When all 4 kneads completed, grease your bowl and dough then cover with cling and leave to rest for 2 hours.
Now comes the shaping. Divide the dough into two. There's no need and if anything, it is undesirable to knock the air out so handle the dough gently. On a lightly floured surface at out to a rough square then fold in opposite sides to the middle. Take one of the now thin ends and roll up to a loose sausage shape, seam side down. Repeat with all dough portions. This is "pre-shaping". Cover with cling and leave to rest for 20 minutes.
Heavily dust your tea towel with flour and sprinkle over the semolina or polenta (it is an excellent insurance against sticking!).
Working with one piece of dough at a time place on a lightly floured surface, seam side up and short side facing you. Refer to the videos for more help here. Take one side of the dough and start folding it in from the end nearest you all the way up to the top, pressing down to seal it in the centre as you go. Spin it 180˚ and repeat on the opposite side - you should have a flat wide sausage shape with a seam in the middle. Now, essentially flop one half of the dough over the other, using the heal of your hand to seal it tightly, pinching with your fingers if needed to ensure it is sealed. The ends will be pointy and the batard shape will be more apparent - gently roll a few times with light pressure from the centre out to the very tips and stop. Pinch to seal any bits which have opened on the seam and transfer onto the floured tea towel, seam side UP. Leave 3-4 inches between the shaped breads and repeat for the remaining portions.
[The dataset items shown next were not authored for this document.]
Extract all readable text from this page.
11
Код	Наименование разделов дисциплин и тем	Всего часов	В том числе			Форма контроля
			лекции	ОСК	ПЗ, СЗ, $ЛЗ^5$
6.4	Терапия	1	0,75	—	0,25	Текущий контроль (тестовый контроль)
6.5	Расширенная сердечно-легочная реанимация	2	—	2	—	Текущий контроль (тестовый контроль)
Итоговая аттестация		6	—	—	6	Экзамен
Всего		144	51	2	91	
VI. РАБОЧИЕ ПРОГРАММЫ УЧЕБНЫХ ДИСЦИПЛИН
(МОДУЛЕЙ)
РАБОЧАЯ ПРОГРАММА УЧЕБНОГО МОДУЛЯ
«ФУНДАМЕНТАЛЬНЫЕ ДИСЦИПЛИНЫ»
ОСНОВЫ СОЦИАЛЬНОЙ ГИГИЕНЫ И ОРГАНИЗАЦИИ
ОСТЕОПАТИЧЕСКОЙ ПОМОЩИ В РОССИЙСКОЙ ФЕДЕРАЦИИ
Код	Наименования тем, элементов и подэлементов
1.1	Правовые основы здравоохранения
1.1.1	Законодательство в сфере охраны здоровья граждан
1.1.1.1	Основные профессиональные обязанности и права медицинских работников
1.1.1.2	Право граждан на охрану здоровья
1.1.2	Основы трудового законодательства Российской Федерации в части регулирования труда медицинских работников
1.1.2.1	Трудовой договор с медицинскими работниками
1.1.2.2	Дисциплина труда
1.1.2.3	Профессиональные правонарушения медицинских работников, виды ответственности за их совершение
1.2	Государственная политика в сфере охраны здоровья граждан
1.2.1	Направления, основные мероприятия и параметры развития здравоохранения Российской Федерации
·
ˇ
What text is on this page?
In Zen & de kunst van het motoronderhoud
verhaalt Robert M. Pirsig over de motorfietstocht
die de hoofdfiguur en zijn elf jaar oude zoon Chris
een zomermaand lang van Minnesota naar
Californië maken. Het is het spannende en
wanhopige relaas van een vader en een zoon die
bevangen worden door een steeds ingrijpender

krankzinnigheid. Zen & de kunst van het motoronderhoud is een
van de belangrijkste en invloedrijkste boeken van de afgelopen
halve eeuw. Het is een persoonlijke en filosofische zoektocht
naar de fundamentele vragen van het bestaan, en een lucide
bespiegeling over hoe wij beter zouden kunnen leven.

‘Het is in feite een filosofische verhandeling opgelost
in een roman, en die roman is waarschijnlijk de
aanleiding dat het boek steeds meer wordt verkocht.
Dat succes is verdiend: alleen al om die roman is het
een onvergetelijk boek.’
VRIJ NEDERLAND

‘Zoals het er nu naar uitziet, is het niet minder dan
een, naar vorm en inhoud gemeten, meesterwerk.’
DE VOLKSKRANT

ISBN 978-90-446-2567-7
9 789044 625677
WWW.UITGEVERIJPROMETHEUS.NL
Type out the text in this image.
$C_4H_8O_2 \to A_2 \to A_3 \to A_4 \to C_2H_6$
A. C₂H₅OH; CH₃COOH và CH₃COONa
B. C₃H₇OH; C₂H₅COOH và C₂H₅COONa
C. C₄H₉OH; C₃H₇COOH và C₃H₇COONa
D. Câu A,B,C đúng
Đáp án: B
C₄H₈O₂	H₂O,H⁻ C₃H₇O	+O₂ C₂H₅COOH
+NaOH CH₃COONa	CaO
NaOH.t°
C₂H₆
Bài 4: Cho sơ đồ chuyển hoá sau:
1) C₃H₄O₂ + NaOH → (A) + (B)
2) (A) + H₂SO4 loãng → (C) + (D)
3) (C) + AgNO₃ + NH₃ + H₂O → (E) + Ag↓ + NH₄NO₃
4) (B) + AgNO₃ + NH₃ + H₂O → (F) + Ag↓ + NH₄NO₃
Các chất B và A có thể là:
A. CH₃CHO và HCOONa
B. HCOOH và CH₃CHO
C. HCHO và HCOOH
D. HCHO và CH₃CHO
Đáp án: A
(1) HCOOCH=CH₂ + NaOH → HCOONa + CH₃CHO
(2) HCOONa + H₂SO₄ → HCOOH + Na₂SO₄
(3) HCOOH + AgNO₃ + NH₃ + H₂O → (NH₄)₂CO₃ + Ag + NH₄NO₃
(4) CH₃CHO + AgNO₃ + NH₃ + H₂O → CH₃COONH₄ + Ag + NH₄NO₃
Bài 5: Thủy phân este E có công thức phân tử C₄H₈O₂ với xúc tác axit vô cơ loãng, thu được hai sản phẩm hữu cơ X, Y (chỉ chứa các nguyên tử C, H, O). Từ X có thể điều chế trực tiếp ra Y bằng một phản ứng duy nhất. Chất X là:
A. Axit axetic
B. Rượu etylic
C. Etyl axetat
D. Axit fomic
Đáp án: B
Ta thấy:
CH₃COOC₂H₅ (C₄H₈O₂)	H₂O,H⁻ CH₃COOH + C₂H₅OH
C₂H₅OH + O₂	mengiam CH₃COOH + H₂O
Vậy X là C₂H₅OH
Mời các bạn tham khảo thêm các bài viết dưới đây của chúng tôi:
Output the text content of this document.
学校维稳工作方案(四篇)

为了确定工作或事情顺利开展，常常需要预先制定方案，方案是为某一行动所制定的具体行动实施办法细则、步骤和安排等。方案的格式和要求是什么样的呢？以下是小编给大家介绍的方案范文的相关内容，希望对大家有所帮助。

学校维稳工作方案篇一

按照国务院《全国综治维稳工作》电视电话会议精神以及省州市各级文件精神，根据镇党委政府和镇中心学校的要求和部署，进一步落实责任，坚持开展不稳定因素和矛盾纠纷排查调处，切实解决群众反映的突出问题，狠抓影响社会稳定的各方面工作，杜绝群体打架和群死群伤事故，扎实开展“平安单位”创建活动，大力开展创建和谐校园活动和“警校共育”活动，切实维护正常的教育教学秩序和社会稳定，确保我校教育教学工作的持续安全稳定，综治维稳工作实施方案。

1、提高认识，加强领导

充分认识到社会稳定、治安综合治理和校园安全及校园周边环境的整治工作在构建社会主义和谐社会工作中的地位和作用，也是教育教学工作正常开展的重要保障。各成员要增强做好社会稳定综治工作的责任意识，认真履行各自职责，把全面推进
Once all the bread is shaped, sprinkle with more flour then pull the tea towel up between each shaped dough portion and fold the tea towel over gently to cover. Use a second one or the leftover cling film to cover the ends if it is not big enough to cover the shaped breads.
Preheat the oven to 250˚C (which essentially means as hot as it goes in domestic ovens) with the shelf positioned low down in the oven and a tray of water beneath it to create steam. Place a flat oven tray on the shelf to preheat with the oven.
Leave the dough to prove for 60-80 minutes then when ready, uncover the dough and this is where I like to flour a reusable silicone baking sheet dusted with flour and polenta then flip the dough GENTLY on to it, seam side DOWN and transfer on another baking sheet to the one which is smoking hot in the oven by now. STAND BACK when you have steamed your oven when opening the door so not to burn your face and once the bread is in, close the door gently and turn the oven down to 220˚C.
Bake for 30-40 for batards. Transfer to a rack to cool before serving.
Do watch the videos for each stage before you start - all of this is much easier to see than say!
Working with lightly greased hands and lightly floured worktops is to be encouraged.
At no stage do you "knock the air out" of the dough - work with light hands and a tender touch.